İslam İnkılabı Rehberi Bürosu Resmi Sitesi

İslam İnkılabı Rehberi Ayetullah Hamenei’nin 2013 Yılı Hac Mesajı

Bismillahirrahmanirrahim,
Alemlerin Rabbine hamdolsun, salat ve selam nebilerin efendisi (Muhammed Mustafa) ve onun güzel ehli beyti ve seçkin izleyicileri üzerine olsun...

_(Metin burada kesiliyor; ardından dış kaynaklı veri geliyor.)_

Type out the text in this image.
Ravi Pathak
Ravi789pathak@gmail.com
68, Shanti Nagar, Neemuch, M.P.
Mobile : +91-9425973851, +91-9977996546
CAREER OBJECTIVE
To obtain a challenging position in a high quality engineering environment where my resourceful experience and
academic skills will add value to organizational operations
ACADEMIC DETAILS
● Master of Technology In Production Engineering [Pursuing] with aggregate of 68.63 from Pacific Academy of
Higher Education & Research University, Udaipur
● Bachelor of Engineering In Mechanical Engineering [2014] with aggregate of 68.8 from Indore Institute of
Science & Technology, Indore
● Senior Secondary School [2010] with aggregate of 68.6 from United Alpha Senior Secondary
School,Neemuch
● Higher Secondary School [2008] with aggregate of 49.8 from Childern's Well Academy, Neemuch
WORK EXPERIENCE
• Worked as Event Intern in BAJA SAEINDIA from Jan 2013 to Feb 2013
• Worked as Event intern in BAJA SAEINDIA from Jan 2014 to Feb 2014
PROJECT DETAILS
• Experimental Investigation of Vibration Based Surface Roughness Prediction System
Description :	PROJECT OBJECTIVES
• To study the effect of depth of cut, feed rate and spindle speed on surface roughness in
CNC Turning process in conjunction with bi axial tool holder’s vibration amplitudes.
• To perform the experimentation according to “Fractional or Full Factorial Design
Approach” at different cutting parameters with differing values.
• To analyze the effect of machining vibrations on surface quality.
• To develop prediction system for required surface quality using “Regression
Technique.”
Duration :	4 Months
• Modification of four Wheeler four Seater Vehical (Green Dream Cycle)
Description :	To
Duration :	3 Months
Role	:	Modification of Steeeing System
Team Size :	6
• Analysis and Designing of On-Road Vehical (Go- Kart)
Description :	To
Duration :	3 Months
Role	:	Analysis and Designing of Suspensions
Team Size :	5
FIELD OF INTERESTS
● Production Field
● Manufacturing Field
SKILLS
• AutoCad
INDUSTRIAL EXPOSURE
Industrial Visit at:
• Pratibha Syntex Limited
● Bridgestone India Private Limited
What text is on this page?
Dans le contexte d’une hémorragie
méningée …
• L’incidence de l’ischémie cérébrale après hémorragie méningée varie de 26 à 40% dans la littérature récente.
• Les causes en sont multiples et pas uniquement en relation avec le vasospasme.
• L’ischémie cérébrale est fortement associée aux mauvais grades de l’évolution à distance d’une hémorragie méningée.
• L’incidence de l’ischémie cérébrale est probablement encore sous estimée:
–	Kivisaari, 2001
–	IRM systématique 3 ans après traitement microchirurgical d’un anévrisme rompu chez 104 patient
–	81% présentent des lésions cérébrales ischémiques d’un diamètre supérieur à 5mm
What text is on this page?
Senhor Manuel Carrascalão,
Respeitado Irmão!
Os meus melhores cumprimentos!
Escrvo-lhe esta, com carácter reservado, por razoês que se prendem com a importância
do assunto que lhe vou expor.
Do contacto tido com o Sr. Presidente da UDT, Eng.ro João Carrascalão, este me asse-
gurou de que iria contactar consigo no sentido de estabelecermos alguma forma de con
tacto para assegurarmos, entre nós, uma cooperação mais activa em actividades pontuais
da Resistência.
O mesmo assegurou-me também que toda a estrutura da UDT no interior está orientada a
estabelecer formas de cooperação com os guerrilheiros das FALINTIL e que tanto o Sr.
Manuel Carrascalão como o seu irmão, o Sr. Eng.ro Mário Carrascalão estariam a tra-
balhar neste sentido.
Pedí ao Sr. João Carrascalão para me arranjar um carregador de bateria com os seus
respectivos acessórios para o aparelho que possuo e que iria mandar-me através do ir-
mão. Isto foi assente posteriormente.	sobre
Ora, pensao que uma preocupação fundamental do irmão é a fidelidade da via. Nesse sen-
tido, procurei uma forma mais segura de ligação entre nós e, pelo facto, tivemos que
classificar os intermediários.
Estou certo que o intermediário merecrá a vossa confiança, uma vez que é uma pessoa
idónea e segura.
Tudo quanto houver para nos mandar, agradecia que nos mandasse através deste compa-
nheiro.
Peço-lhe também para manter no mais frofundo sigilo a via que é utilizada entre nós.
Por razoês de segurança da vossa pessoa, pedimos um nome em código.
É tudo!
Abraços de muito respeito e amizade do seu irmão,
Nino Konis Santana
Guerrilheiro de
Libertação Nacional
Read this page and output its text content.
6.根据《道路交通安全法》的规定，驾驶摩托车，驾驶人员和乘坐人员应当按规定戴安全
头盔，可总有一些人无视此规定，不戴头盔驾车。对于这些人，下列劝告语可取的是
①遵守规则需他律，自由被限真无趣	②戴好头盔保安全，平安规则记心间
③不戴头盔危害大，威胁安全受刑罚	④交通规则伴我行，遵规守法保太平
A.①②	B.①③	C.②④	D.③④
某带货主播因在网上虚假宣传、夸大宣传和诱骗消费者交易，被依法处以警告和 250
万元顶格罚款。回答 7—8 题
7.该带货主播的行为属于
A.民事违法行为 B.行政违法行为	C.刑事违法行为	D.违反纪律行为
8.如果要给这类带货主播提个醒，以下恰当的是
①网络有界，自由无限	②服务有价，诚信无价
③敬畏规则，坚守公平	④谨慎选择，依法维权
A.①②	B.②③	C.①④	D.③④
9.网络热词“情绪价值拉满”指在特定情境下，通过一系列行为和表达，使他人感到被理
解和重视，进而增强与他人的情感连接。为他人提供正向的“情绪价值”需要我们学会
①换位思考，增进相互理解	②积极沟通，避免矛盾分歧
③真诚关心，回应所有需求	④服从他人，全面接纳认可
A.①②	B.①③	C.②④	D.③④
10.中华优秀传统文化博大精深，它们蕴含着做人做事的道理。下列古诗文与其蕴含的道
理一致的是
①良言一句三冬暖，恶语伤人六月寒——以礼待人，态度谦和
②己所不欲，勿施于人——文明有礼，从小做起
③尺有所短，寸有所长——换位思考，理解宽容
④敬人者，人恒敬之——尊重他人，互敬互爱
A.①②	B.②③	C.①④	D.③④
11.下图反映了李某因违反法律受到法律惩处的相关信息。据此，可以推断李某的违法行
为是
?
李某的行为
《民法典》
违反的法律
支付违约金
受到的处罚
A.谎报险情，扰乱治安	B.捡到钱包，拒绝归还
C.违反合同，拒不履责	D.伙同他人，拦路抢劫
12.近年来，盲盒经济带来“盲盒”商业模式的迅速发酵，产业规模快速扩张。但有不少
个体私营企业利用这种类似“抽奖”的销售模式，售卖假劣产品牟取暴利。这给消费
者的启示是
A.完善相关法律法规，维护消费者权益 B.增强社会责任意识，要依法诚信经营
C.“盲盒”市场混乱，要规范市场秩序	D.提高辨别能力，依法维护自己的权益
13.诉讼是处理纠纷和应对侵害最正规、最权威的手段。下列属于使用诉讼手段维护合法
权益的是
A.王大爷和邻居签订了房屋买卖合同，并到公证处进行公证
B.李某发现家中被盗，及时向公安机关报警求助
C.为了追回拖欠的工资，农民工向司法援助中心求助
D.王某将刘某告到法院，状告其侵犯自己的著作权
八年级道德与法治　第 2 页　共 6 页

Hac mevsiminin gelip çatmasını İslam ümmetinin büyük bayramı olarak algılamalıyız. Her yıl işte böylesine kıymetli günlerde dünya müslümanları için ortaya çıkan bu önemli fırsat, mucizevi bir kimya gibidir ve eğer kadri bilinir de layık olduğu şekilde değerlendirilirse İslam dünyasının nice musibetleri ve dertlerinin dermanı bulunacak demektir.
Hac, ilahi feyzin fışkırmakta olan kaynağıdır. Siz saadetli hacıların her biriniz şu anda öylesine büyük bir şans yakaladınız ki sefa va maneviyat dolu amelleriniz ve hac menasiki sırasında, ruhlarınız ve gönülleriniz olabildiğince yıkanmış olup, bu rahmet, izzet ve kudret kaynağından tüm ömrünüz için birikim sağlayabilirsiniz. Rahim olan Allah karşısında huşuyla teslim olmak, bir müslümanın omuzlarında yüklü olan görev ve taahhütleri yerine getirmek, din ve dünya işlerinde coşku ve hareket içerisinde eyleme girişmek; kardeşler arası münasebetlerde merhametli ve bağışlayıcı olmak; çetin hadiseler karşısında cesaret ve özgüvenle dikilmek; her zaman ve her yerde Allah'ın yardımını esirgemeyeceği ümidini taşımak; ve kısacası, ilahi eğitim ve öğretim alanında bir insanın müslümanlık çapında yapılanması gibi amaçlara ulaşabilir ve bu güzelliklere bezenerek, söz konusu birikimi ülkenize, milletinize ve İslam ümmetine hediye olarak götürebilirsiniz.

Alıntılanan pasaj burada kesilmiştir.